Coronavirus vaccinations for kids under 12 cleared the final phase of the authorization process on Tuesday, but when could they begin in the Chicago area?
Late Tuesday, the Centers for Disease Control and Prevention gave the final OK for youngsters age 5 to 11 to get kid-size doses of the vaccine made by Pfizer and its partner BioNTech. Pediatricians and other doctors' groups praised the move and are gearing up to help families decide whether to vaccinate their children.
Because the children's doses are smaller and in different containers, the doses must be shipped to both the state and city.
Vials of the lower-dose Pfizer vaccine for kids are headed to the Chicago-area any day now, health officials say.
Chicago Department of Public Health Commissioner Dr. Allison Arwady said that while next week will be a big week for vaccinating children, the shots could begin as early as Thursday.
"I think it's likely that by this weekend if everything goes as planned, we'll probably probably maybe as soon as Friday, maybe even Thursday, you know, we may start vaccinating," she said during a Facebook Live Tuesday. "And, you know, a lot of it will probably be more next week realistically."
A similar estimate was given for Cook County.
“We are expecting it today, tomorrow, at least by Wednesday," said Dr. Jackie Korpics, medical director for the Cook County Department of Public Health COVID-19 Response.
Dr. Korpics believes shots could start going into arms as early as Thursday.
Duly Health and Care, formerly DuPage Medical Group, is getting ready to administer the shots to its thousands of pediatric patients age 5 to 11 years old, but said timing still remains unclear.
"We don't know exactly how much vaccine we're getting and how quickly [we] will receive it. So in order to maximize access to the vaccine to as many patients as we can get it to, we're going to elect to start with our central site," said Dr. Mia Taormina, chief of infectious diseases at Duly Health and Care.
Duly Health and Care is not scheduling appointments just yet and neither is the DuPage County Health Department.

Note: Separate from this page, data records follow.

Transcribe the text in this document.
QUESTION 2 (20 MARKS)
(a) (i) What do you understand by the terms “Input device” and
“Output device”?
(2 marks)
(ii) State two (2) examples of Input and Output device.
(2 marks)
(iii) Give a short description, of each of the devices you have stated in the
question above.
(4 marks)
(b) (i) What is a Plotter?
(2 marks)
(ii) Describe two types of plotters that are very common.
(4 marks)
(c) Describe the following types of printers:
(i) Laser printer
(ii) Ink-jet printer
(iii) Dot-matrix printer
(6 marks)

DuPage County is not planning on vaccinating children ages 5-11 at the DuPage County Fairgrounds, where they have been administering booster doses of the vaccine three days a week.
"We're going to be closing that site and we're going to be offering the pediatric appointments at three of our public health center locations. We have our main office here in Wheaton, which will be one of the sites. We also have satellite locations in Lombard and Westmont,” Adam Forker, director of client access for the DuPage County Health Department, said.
You can register eligible children online now. The DuPage County Health Department will contact you about scheduling an appointment, as soon as they start taking appointments.
Full-strength Pfizer shots already are recommended for anyone 12 or older, but pediatricians and many parents are anxiously awaiting protection for younger children to stem infections from the extra-contagious delta variant and help keep kids in school.
While the vaccine for children ages 5-11 has "the exact same ingredients" and will follow the same timeframe between doses, "it is only going to be a third the dose," according to Arwady.
"This is because younger children have a smaller body mass and in studies, they had the same level of antibodies and protection," Arwady said. "But the lower dose makes it less likely that the 5-to-11-year-olds will have side effects."
Arwady noted that the change in dosage will also require smaller needles and different vaccine vials.
"So we won't have people pulling adult and children doses out of the same vial, there is a separate process for child vaccines," she said.
Illinois Gov. J.B. Pritzker said the state has been preparing for the youth shots.
More than 2,200 locations and providers in the state - including family medicine practices, urgent care centers and public health clinics - have enrolled to provide doses to children, Pritzker said in a release.
Initially, the state will receive approximately 306,000 doses for kids 5 to 11, with an additional 73,000 doses for the city of Chicago and more than 100,000 headed to federal government pharmacy partners.
"As a parent, you should call your pediatrician now to make sure they’ve enrolled and have ordered doses," he said. "And I will do everything in my power to continue to follow the science and keep our kids safe.”
While children run a lower risk of severe illness or death than older people, COVID-19 has killed more than 630 Americans 18 and under, according to the CDC. Nearly 6.2 million children have been infected with the coronavirus, the American Academy of Pediatrics reported.
Doctors at Advocate Children's Hospital said last week that while cases in children tend to be less severe than those seen in adults, "more children are being hospitalized with severe COVID-19 infection than was seen earlier in the pandemic."
The group also warned that multiple cases of a life-threatening COVID-19-related condition called the pediatric multisystem inflammatory syndrome have been reported in the Chicago area and experts still don't know the long-term effects of COVID-19 on kids.
"As the state's top health officials, and as a board certified pediatrician and mom, I am urging every single parent and guardian to do this for their child," Illinois Department of Public Health Director Dr. Ngozi Ezike said last week. "Make a plan to get them vaccinated for COVID-19."
Both Moderna and J&J's vaccines can only be used on people 18 and older, though Moderna also is studying its shots in elementary school-aged children.